She's one nasty woman, that Betty Fussell. Now 89, Fussell came of age in the heyday of bright and breezy Bettys — Betty Grable, Betty Hutton, Betty Crocker — but she clearly gravitated toward the one dangerous dame of the bunch, Bette Davis.

An essayist and author of some 20 books on food and travel, as well as the acclaimed memoir, My Kitchen Wars, about her marriage to and divorce from the late cultural historian Paul Fussell, Betty Fussell doesn't mince words.

The title of this new collection of essays briskly sums up Fussell's tough-girl philosophy: it's called Eat, Live, Love, Die. To paraphrase a line made famous by that other Bette: "Fasten your seatbelts; it's going to be a bumpy read."

The essays gathered in Eat, Live, Love, Die span over 40 years and range from an interview with M.F.K. Fisher, to a travelogue of Fussell's triumphant 60th birthday climb up Machu Picchu, to an erotically inflected description of how Fussell murdered — with cleaver, bare hands, and salt — an eel in her New York apartment.

Fussell recalls: "The eel and I were already intimate, for I had carried him in my lap in a large plastic bag on the subway from Chinatown, and he had roiled against my belly as if I were pregnant with eels."

There's no room for squeamishness or, God forbid, "cuteness" in Fussell's worldview. Several autobiographical essays here chart Fussell's struggle to, as she puts it, "discard the bubble-wrap" and face up to the reality of things.

Even in a seemingly innocuous piece called "4-F Food," written in 1993 for her college alumni magazine, about the canned soups and "murky casseroles" served to undergrads during World War II, Fussell veers off the cafeteria line to give a less sentimental account of how things changed once the vets returned to campus.

Liquor, Fussell says, "bridged the gap" between the "cloistered innocence" of the co-eds and the "shell-shocked experience" of the vets.
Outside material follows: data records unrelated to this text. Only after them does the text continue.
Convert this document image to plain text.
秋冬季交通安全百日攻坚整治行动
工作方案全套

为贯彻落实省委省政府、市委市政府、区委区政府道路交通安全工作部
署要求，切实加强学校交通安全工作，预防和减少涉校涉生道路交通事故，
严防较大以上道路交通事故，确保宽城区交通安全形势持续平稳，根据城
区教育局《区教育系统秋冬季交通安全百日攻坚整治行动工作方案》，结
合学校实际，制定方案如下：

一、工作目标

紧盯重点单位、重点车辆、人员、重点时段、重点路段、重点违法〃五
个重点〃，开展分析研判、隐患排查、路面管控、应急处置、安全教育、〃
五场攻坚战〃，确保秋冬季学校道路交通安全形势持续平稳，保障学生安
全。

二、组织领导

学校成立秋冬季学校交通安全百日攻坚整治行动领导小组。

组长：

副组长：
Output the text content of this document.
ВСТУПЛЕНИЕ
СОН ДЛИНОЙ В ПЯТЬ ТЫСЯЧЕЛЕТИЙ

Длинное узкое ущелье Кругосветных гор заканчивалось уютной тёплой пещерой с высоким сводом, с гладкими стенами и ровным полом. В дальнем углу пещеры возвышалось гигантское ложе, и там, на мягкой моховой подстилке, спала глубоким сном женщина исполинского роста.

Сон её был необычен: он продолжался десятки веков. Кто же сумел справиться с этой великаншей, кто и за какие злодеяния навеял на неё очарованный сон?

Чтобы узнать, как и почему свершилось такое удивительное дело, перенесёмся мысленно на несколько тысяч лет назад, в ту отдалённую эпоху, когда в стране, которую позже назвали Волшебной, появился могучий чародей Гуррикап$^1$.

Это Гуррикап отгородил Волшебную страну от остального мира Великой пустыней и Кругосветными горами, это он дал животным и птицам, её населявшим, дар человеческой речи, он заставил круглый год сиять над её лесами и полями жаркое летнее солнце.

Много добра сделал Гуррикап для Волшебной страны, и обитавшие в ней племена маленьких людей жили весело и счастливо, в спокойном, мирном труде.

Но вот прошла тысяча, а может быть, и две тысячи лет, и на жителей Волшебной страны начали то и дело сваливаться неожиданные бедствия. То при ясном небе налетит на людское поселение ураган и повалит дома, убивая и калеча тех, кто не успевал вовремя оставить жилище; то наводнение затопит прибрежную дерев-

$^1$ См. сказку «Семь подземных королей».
As she bluntly recalls, "To GIs who'd been given a hero's welcome with all the perks and no holds barred in Paris and Tokyo and Rome, date rape ... was an oxymoron."

Fussell, like so many women of her class and generation, married straight out of college, had two kids, and gave dinner parties; eventually, she ripped off her hostess apron, joined the Second Women's Movement, and became a professor and writer herself — just like her famous ex-husband who, she says, "was born with a Remington typewriter in his mouth" and regarded her own attempts to write as "silly."

There's a raw, previously unpublished essay here called "My Daughter, The Painter" in which Fussell confronts her adult daughter's take on her mother's life choices. It's a bone-chilling read for anyone with children.

But, lest this collection sound too intimidating in its frankness, let me quickly add that Fussell is also very funny and inspiring. Some of the best essays here are the most recent, written in Fussell's dotage.

Aging is a hot literary topic these days, but no one else I've read has captured the bizarre acceleration of time as we age quite the way Fussell does. Listen to these lines from her "Preface":

What happened? Never had a good sense of time, but jesus-christ!" Yesterday I'm wiping applesauce off my baby's cheeks and today I'm wondering when she'll retire. For years I didn't wear a watch because I wanted to stop time. Now time stops me dead. Tic-Toc. ...

And so we eat. Not just to survive, but to chitter-chatter, twitter-tweet. ... We bump our uglies together, whether feathered, furred, or finned. We feed our kids and teach them to fly, swing, swim. And then what? And what for? ...

Are we the only critters to ask? The only ones who scratch stones or mark caves or shape clay to tell someone, anyone, that Kilroy was here?

Move over T. S. Eliot; this is charged, spoken-word poetry on the eternal theme of "Hurry up please it's time." Fussell is said to be writing a second memoir, this one a "manual of survival in New York City." Hurry up, please, I can't wait.